In this episode I am talking with Stefan Edelkamp from University Bremen (UHB). UHB are responsible for work package 4 and the IT-related partner in the FLOURplus consoritum. Being a kind of exotic in the area of traditional bakery industry, Stefan give us insides into his work and their specific taks within the project.
Stefan Edelkamp is a Professor in the Institute for Artificial Intelligence at the Faculty of Computer Science and Mathematics of the University of Bremen. He earned his Ph.D. from Freiburg University and has lead a junior research group at Technical University of Dortmund. His scientific interests are centered around Algorithmic Intelligence and include such areas as Heuristic Search, Action Planning, Game Playing, Machine Learning, Multi-Agent Simulation, Model Checking, External-Memory Algorithms, Parallel and Distributed Computing, Algorithm Engineering, Computational Biology, Decision Diagrams, Priority Queues, Navigation Systems, Network Security, and Intrusion Detection. Stefan Edelkamp has organized successful Workshops (e.g., MOCHART-06, SPIN-07), Conferences (e.g., KI-11, ICAPS-11) as well as Dagstuhl-Seminars (e.g., on Directed Model Checking and on Graph Search Engineering) and won several Performance Awards at International Planning Competitions. Together with Stefan Schroedl he is a co-author of the book “Heuristic Search - Theory and Applications” that has been recently published by Morgan Kaufmann / Elsevier Science.
Before going into details of the use of artificial intelligence in the baking industry, Stefan is introducing is in the term of artificial intelligence itself and how much it is used already in our daily life.
The study of computers being capable of doing work that humans think would require intelligence. The study of not being lost in new situations and of being able to adapt gathered knowledge onto new cases. I have a sticker on my computer „I'm teaching this machine to think“.
Nowadays, washing machines have controls based on fuzzy logic calculations, spam filters help concentrate on the more important aspects in live, recommender systems at Amazons or NetFlix broaden the view on previously unseen products, pricing policies at Wallmart show integral patterns (beer & chips go together), smartphone speech recognition allows for easier interfacing with connected devices, "Did you mean" at Google search covers common typos, personalized news and ads are injected on many webpages, data mining and filters help surveillance for agencies like NSA, autonomous robots are entering every-day live in household, at work, on streets or in sports.
UHB’s main work in work package 4 is the development of process tool and management, data inclusion and optimization. They do the core inference computation in the tool, which is seen as the contribution of FLOURplus - the main competitive advantage that SME-AGs and SMEs will receive from the project. They are trying to making sense of the analytical data for flour, process and products.

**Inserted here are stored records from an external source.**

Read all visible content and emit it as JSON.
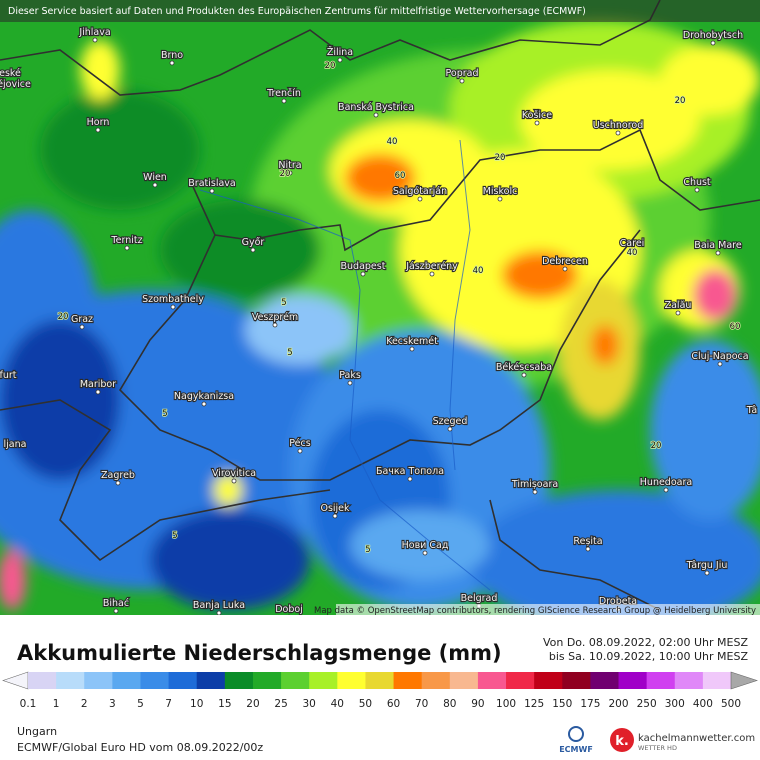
{
  "header": {
    "disclaimer": "Dieser Service basiert auf Daten und Produkten des Europäischen Zentrums für mittelfristige Wettervorhersage (ECMWF)"
  },
  "map": {
    "cities": [
      "Jihlava",
      "Brno",
      "Žilina",
      "Poprad",
      "Drohobytsch",
      "Trenčín",
      "Banská Bystrica",
      "Košice",
      "Uschnorod",
      "Horn",
      "Nitra",
      "Wien",
      "Bratislava",
      "Salgótarján",
      "Miskolc",
      "Chust",
      "Ternitz",
      "Győr",
      "Budapest",
      "Jászberény",
      "Debrecen",
      "Carei",
      "Baia Mare",
      "Zalău",
      "Szombathely",
      "Veszprém",
      "Graz",
      "Cluj-Napoca",
      "Kecskemét",
      "Békéscsaba",
      "Maribor",
      "Paks",
      "Nagykanizsa",
      "Szeged",
      "Zagreb",
      "Pécs",
      "Virovitica",
      "Бачка Топола",
      "Timișoara",
      "Hunedoara",
      "Osijek",
      "Нови Сад",
      "Reșita",
      "Târgu Jiu",
      "Belgrad",
      "Bihać",
      "Banja Luka",
      "Doboj",
      "Drobeta",
      "eské",
      "ějovice",
      "furt",
      "ljana",
      "Tâ"
    ],
    "contour_labels": [
      "20",
      "20",
      "40",
      "60",
      "20",
      "20",
      "40",
      "40",
      "60",
      "5",
      "5",
      "20",
      "5",
      "20",
      "5",
      "5"
    ],
    "attribution": "Map data © OpenStreetMap contributors, rendering GIScience Research Group @ Heidelberg University"
  },
  "legend": {
    "title": "Akkumulierte Niederschlagsmenge (mm)",
    "period": [
      "Von Do. 08.09.2022, 02:00 Uhr MESZ",
      "bis Sa. 10.09.2022, 10:00 Uhr MESZ"
    ],
    "labels": [
      "0.1",
      "1",
      "2",
      "3",
      "5",
      "7",
      "10",
      "15",
      "20",
      "25",
      "30",
      "40",
      "50",
      "60",
      "70",
      "80",
      "90",
      "100",
      "125",
      "150",
      "175",
      "200",
      "250",
      "300",
      "400",
      "500"
    ],
    "colors": [
      "#f4f4fa",
      "#d8d4f4",
      "#b8dcfa",
      "#8cc4f8",
      "#5aa8f0",
      "#3a8ce8",
      "#1e6cd8",
      "#0c3ea8",
      "#0a8c28",
      "#22aa28",
      "#5cd030",
      "#a8f028",
      "#ffff30",
      "#e8d830",
      "#ff7800",
      "#f89848",
      "#f8b890",
      "#f85890",
      "#f02848",
      "#c00018",
      "#900020",
      "#700070",
      "#a000c8",
      "#d040f0",
      "#e088f8",
      "#f0c8fa",
      "#a8a8a8"
    ]
  },
  "footer": {
    "region": "Ungarn",
    "model": "ECMWF/Global Euro HD vom  08.09.2022/00z",
    "ecmwf_logo": "ECMWF",
    "brand": "kachelmannwetter.com",
    "brand_sub": "WETTER HD"
  }
}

The process tool is developed in collaboration with the association in an agile and rather rapid prototyping style. So the final structure of the program will be an iterative design. However, we have a picture on how it looks like. The core idea is correlation and prediction to make the baking process more reliable and efficient. Flour quality varies over time. The flour type differs, and other aspects, too. We need supervised and unsupervised learning, where the teachers are analytical or sensory responses. Maybe active learning (asking questions to the user) can help to overcome the knowledge acquisition bottleneck. With help from our expert project partners at the ttz and sensory grading from consumers we have support with data collection and classification. Because flour types are a given for bakers and product specifications remain constant our focus lies solely on process parameter optimisation.
The development and programming of such a process tool will be realized in different steps and it will adhere to the process specification developed with the partner of the project. The first step is to infer correlations based on the baking trials at TTZ and UCC.
There is a mix of new and established analytical methods that is applied to all process steps for different products of the flour, dough and of the baked product: white bread and rolls. Second agreed step is the offer of entering flour specification from the miller into the system, for us to collect data for them to receive some feedback on the ingredients and suggested baking parameters.
UHB will first work with libraries like Weka or SVMlib to get first correlation results. Clustering and classification methods are first choice and the arrangement of values like Principle Component Analysis (Singular Value Decomposition based on Spectral Analysis/Eigenvector Study). There are Statistik-Tools like SPSS but also Machine Learning Tools like Weka that offer (PLS and) PCA.
The real-live setting of industrial and SME backing is a challenge for current ML approaches, as the data is sparse and confidential. Machine learning may be cast as applied statistics, so there is much noise to be filtered. Especially when data from different measurements is integrated at various times it can be challenging to appropriately tune the process parameters.